2025 has been a strong and eventful year of progress in LLMs. The following is a list of personally notable and mildly surprising “paradigm changes” – things that altered the landscape and stood out to me conceptually.
1. Reinforcement Learning from Verifiable Rewards (RLVR)
At the start of 2025, the LLM production stack in all labs looked something like this:
- Pretraining (GPT-2/3 of ~2020)
- Supervised Finetuning (InstructGPT ~2022) and
- Reinforcement Learning from Human Feedback (RLHF ~2022)

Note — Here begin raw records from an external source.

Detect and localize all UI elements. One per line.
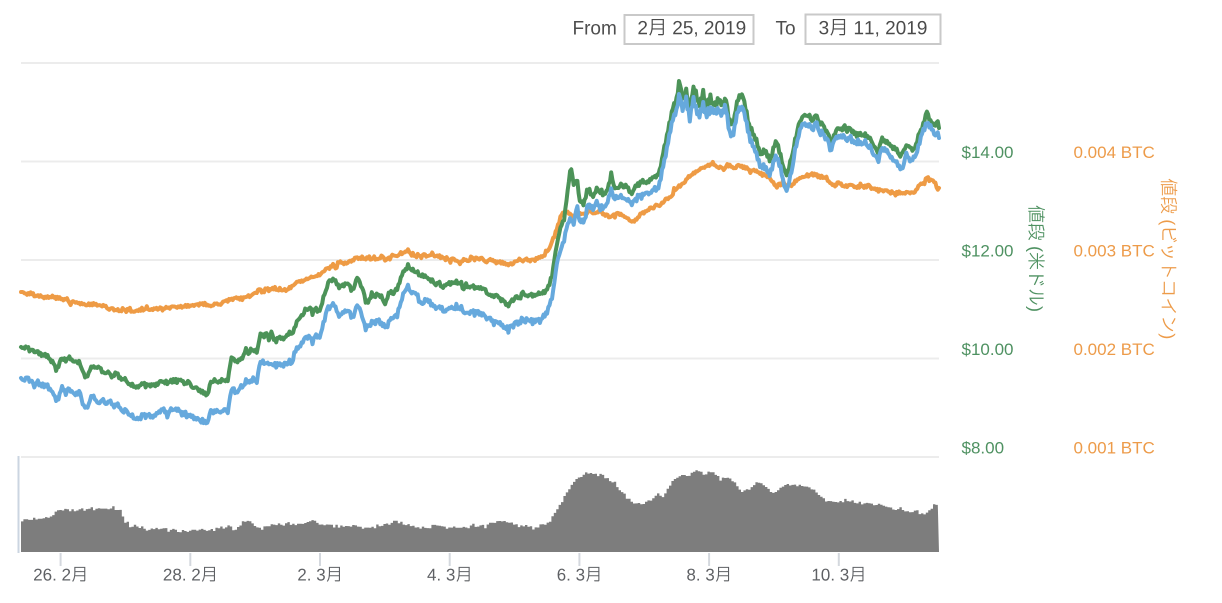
- svg-text:0.003 BTC: 0.003 BTC: [1074, 242, 1155, 261]
- svg-text:From: From: [573, 19, 617, 40]
- svg-text:$12.00: $12.00: [962, 242, 1014, 261]
- svg-text:$10.00: $10.00: [962, 340, 1014, 359]
- svg-text:$8.00: $8.00: [962, 439, 1005, 458]
- svg-text:0.001 BTC: 0.001 BTC: [1074, 439, 1155, 458]
- svg-text:0.004 BTC: 0.004 BTC: [1074, 143, 1155, 162]
- svg-text:To: To: [776, 19, 796, 40]
- svg-text:$14.00: $14.00: [962, 143, 1014, 162]
- svg-text:0.002 BTC: 0.002 BTC: [1074, 340, 1155, 359]
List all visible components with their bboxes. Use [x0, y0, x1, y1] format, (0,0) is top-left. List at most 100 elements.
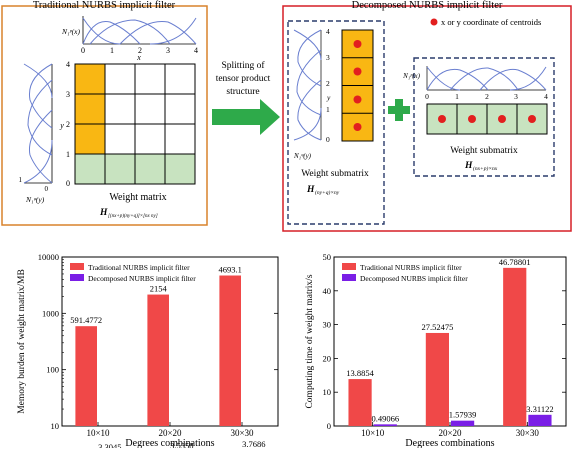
legend-label: Traditional NURBS implicit filter — [88, 263, 190, 272]
data-label: 591.4772 — [70, 315, 102, 325]
centroid-dot — [438, 115, 446, 123]
vertical-submatrix-column — [341, 29, 374, 142]
horiz-tick-4: 4 — [544, 92, 548, 101]
vert-tick-1: 1 — [326, 105, 330, 114]
data-label: 3.5358 — [170, 440, 193, 448]
top-x-tick-4: 4 — [194, 46, 198, 55]
data-label: 1.57939 — [449, 410, 477, 420]
vertical-basis-plot: N₁ᵠ(y) — [293, 29, 322, 160]
vertical-submatrix-h-subscript: (ny+q)×ny — [315, 189, 340, 196]
legend-swatch — [342, 263, 356, 270]
data-label: 3.7686 — [242, 439, 265, 448]
horiz-tick-3: 3 — [514, 92, 518, 101]
horizontal-submatrix-label: Weight submatrix — [450, 146, 518, 156]
bar-traditional — [425, 332, 449, 426]
y-tick-label: 1000 — [42, 308, 59, 318]
vert-tick-4: 4 — [326, 27, 330, 36]
traditional-panel-title: Traditional NURBS implicit filter — [33, 0, 176, 11]
horizontal-submatrix-row — [426, 103, 548, 135]
bar-traditional — [75, 326, 97, 426]
splitting-arrow-group: Splitting of tensor product structure — [212, 60, 280, 135]
vert-axis-label: y — [326, 93, 331, 102]
bar-decomposed — [373, 424, 397, 426]
x-tick-label: 10×10 — [361, 428, 385, 438]
x-axis-label: Degrees combinations — [125, 438, 214, 448]
weight-matrix-grid: 4 3 2 1 0 y — [59, 60, 196, 188]
arrow-text-line3: structure — [226, 87, 259, 97]
legend-swatch — [70, 274, 84, 281]
x-tick-label: 20×20 — [438, 428, 462, 438]
arrow-text-line2: tensor product — [216, 74, 271, 84]
vert-tick-0: 0 — [326, 135, 330, 144]
bar-traditional — [348, 379, 372, 426]
weight-matrix-h-subscript: [(nx+p)(ny+q)]×[nx ny] — [108, 214, 158, 219]
memory-burden-chart: 10 100 1000 10000 10×10 591.4772 3.3045 20×20 21… — [16, 252, 279, 452]
plus-sign — [388, 99, 410, 121]
vertical-submatrix-box — [287, 20, 385, 225]
centroid-dot — [498, 115, 506, 123]
vertical-basis-label: N₁ᵠ(y) — [293, 152, 312, 160]
data-label: 3.3045 — [98, 442, 121, 448]
centroid-legend-dot — [430, 18, 438, 26]
bar-traditional — [503, 267, 527, 426]
left-axis-tick-1: 0 — [45, 185, 49, 193]
centroid-dot — [528, 115, 536, 123]
data-label: 2154 — [150, 284, 168, 294]
data-label: 0.49066 — [371, 413, 399, 423]
top-x-axis-label: x — [136, 53, 141, 62]
horiz-tick-1: 1 — [455, 92, 459, 101]
highlight-column — [75, 64, 105, 154]
grid-y-tick-0: 0 — [66, 179, 70, 188]
y-tick-label: 10 — [51, 421, 60, 431]
vertical-ticks: 4 3 2 1 0 y — [326, 27, 331, 144]
horiz-tick-2: 2 — [485, 92, 489, 101]
left-basis-plot: 1 0 N₁ᵠ(y) — [19, 63, 53, 204]
centroid-dot — [468, 115, 476, 123]
splitting-arrow — [212, 99, 280, 135]
data-label: 13.8854 — [346, 368, 374, 378]
data-label: 46.78801 — [499, 257, 531, 267]
horizontal-basis-plot: N₁ᵖ(x) 0 1 2 3 4 — [402, 66, 548, 101]
top-basis-label: N₁ᵖ(x) — [61, 27, 81, 36]
data-label: 3.31122 — [526, 404, 553, 414]
vert-tick-3: 3 — [326, 53, 330, 62]
horizontal-basis-label: N₁ᵖ(x) — [402, 72, 421, 80]
y-tick-label: 10000 — [38, 252, 59, 262]
horizontal-submatrix-h: H — [464, 161, 473, 171]
weight-matrix-label: Weight matrix — [109, 192, 166, 203]
bar-decomposed — [451, 420, 475, 426]
y-axis-label: Memory burden of weight matrix/MB — [16, 269, 27, 414]
top-x-tick-0: 0 — [81, 46, 85, 55]
horizontal-submatrix-box — [413, 57, 555, 177]
centroid-dot — [353, 67, 362, 76]
top-x-tick-3: 3 — [166, 46, 170, 55]
x-tick-label: 20×20 — [158, 428, 182, 438]
grid-y-tick-4: 4 — [66, 60, 70, 69]
y-tick-label: 40 — [323, 286, 332, 296]
grid-y-axis-label: y — [59, 121, 64, 130]
bar-decomposed — [528, 414, 552, 426]
x-tick-label: 30×30 — [516, 428, 540, 438]
bar-traditional — [219, 275, 241, 426]
legend-swatch — [342, 274, 356, 281]
weight-matrix-h: H — [99, 208, 108, 218]
top-basis-plot: 0 1 2 3 4 x N₁ᵖ(x) — [61, 16, 198, 62]
traditional-filter-panel: Traditional NURBS implicit filter 0 1 2 … — [1, 0, 208, 226]
traditional-panel-border — [1, 5, 208, 226]
y-tick-label: 0 — [327, 421, 331, 431]
decomposed-filter-panel: Decomposed NURBS implicit filter x or y … — [282, 0, 572, 232]
x-axis-label: Degrees combinations — [405, 438, 494, 448]
grid-y-tick-1: 1 — [66, 150, 70, 159]
centroid-dot — [353, 95, 362, 104]
vert-tick-2: 2 — [326, 79, 330, 88]
decomposed-panel-title: Decomposed NURBS implicit filter — [352, 0, 503, 11]
grid-y-tick-3: 3 — [66, 90, 70, 99]
legend-swatch — [70, 263, 84, 270]
centroid-dot — [353, 40, 362, 48]
computing-time-chart: 0 10 20 30 40 50 10×10 13.8854 0.49066 20×20 27.52… — [304, 252, 567, 449]
grid-y-tick-2: 2 — [66, 120, 70, 129]
horizontal-submatrix-h-subscript: (nx+p)×nx — [473, 165, 498, 172]
y-axis-label: Computing time of weight matrix/s — [304, 274, 315, 408]
y-tick-label: 10 — [323, 387, 332, 397]
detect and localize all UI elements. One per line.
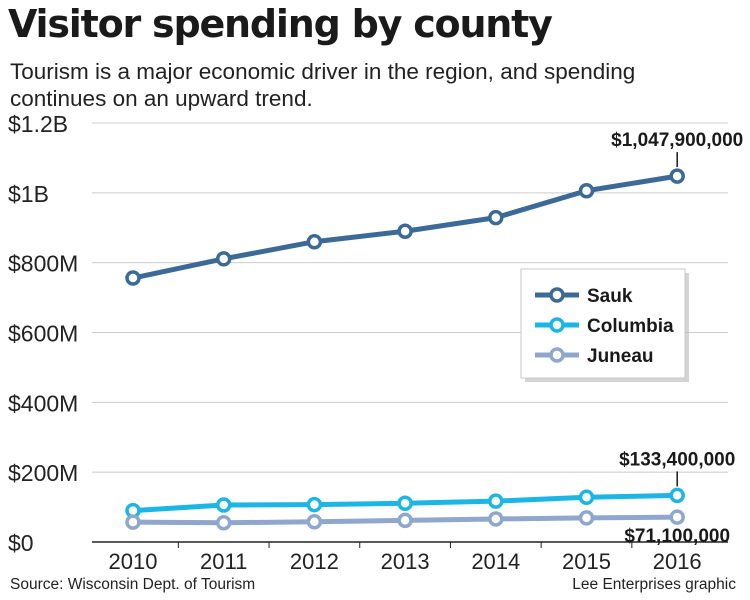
credit-note: Lee Enterprises graphic <box>572 576 736 593</box>
y-tick-label: $600M <box>8 321 78 347</box>
y-tick-label: $0 <box>8 530 34 556</box>
data-point-columbia <box>488 493 504 509</box>
legend: Sauk Columbia Juneau <box>520 268 689 382</box>
y-tick-label: $400M <box>8 390 78 416</box>
data-point-sauk <box>215 251 232 267</box>
data-point-sauk <box>578 182 595 199</box>
chart-subtitle: Tourism is a major economic driver in th… <box>10 59 636 111</box>
data-point-juneau <box>397 512 413 529</box>
annotation-label-columbia: $133,400,000 <box>619 449 735 470</box>
source-note: Source: Wisconsin Dept. of Tourism <box>10 576 256 593</box>
data-point-columbia <box>306 496 323 513</box>
y-tick-label: $800M <box>8 251 78 277</box>
data-point-juneau <box>215 515 232 531</box>
x-tick-label: 2013 <box>381 549 430 574</box>
data-point-sauk <box>669 168 685 184</box>
data-point-juneau <box>578 510 595 526</box>
data-point-juneau <box>306 513 323 530</box>
chart-title: Visitor spending by county <box>8 2 553 46</box>
x-tick-label: 2011 <box>200 549 247 574</box>
series-layer <box>125 168 685 531</box>
legend-swatch-marker-sauk <box>549 287 565 303</box>
gridlines <box>92 122 728 473</box>
legend-swatch-marker-columbia <box>549 317 565 333</box>
data-point-columbia <box>397 495 413 511</box>
x-tick-label: 2012 <box>290 549 339 574</box>
x-tick-label: 2010 <box>109 549 158 574</box>
data-point-juneau <box>488 511 504 527</box>
y-tick-label: $200M <box>8 460 78 486</box>
annotation-label-sauk: $1,047,900,000 <box>611 130 743 151</box>
y-axis-tick-labels: $0 $200M $400M $600M $800M $1B $1.2B <box>8 111 78 556</box>
y-tick-label: $1.2B <box>8 111 68 137</box>
data-point-columbia <box>578 489 595 506</box>
legend-label-juneau: Juneau <box>587 346 654 367</box>
x-tick-label: 2015 <box>562 549 611 574</box>
legend-swatch-marker-juneau <box>549 347 565 363</box>
data-point-juneau <box>669 509 685 525</box>
data-point-juneau <box>125 514 141 530</box>
data-point-sauk <box>306 233 323 250</box>
data-point-columbia <box>669 487 685 504</box>
legend-label-sauk: Sauk <box>587 286 633 307</box>
x-tick-label: 2016 <box>653 549 702 574</box>
data-point-columbia <box>215 497 232 513</box>
legend-label-columbia: Columbia <box>587 316 674 337</box>
x-axis: 2010 2011 2012 2013 2014 2015 2016 <box>92 541 728 574</box>
y-tick-label: $1B <box>8 181 49 207</box>
x-tick-label: 2014 <box>471 549 520 574</box>
data-point-sauk <box>125 270 141 286</box>
data-point-sauk <box>488 209 504 226</box>
annotation-label-juneau: $71,100,000 <box>624 526 730 547</box>
data-point-sauk <box>397 223 413 239</box>
annotations: $1,047,900,000 $133,400,000 $71,100,000 <box>611 130 743 547</box>
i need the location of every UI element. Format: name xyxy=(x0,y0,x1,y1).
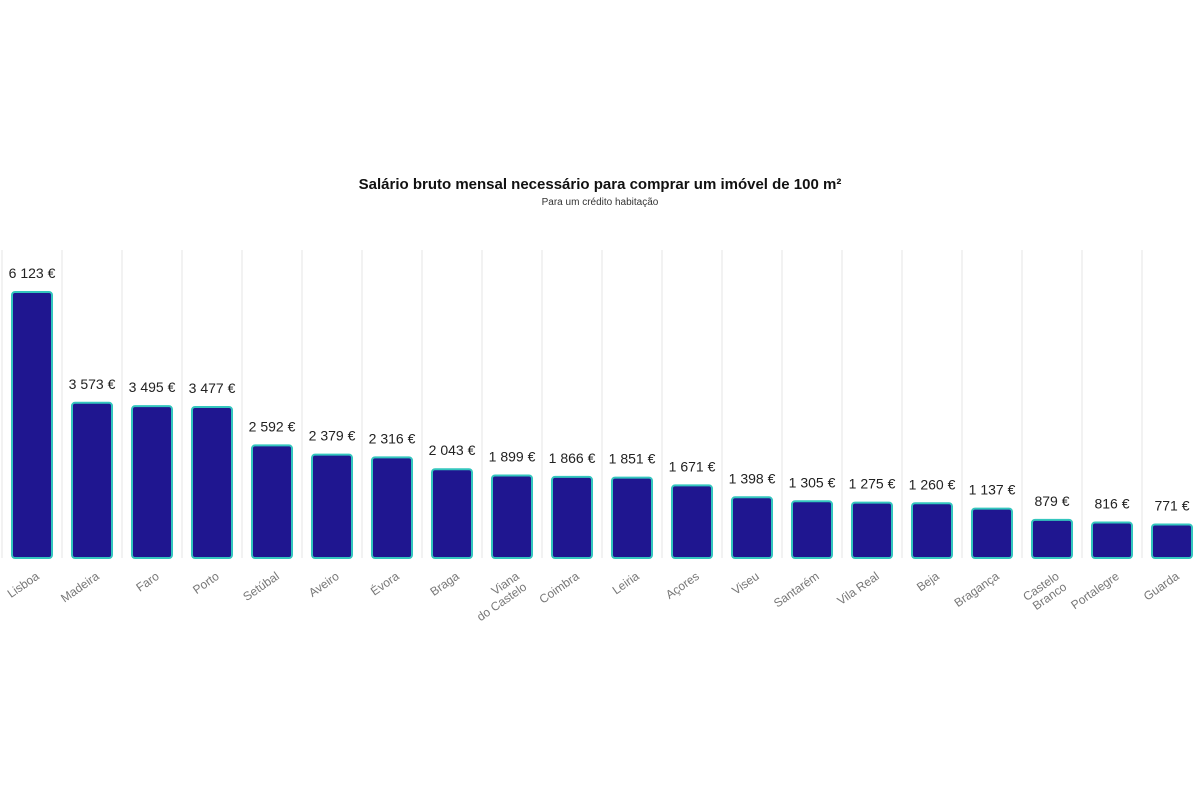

This was the stable and proven recipe for training a production-grade LLM for a while. In 2025, Reinforcement Learning from Verifiable Rewards (RLVR) emerged as the de facto new major stage to add to this mix. By training LLMs against automatically verifiable rewards across a number of environments (e.g. think math/code puzzles), the LLMs spontaneously develop strategies that look like “reasoning” to humans – they learn to break down problem solving into intermediate calculations and they learn a number of problem solving strategies for going back and forth to figure things out (see DeepSeek R1 paper for examples). These strategies would have been very difficult to achieve in the previous paradigms because it’s not clear what the optimal reasoning traces and recoveries look like for the LLM – it has to find what works for it, via the optimization against rewards.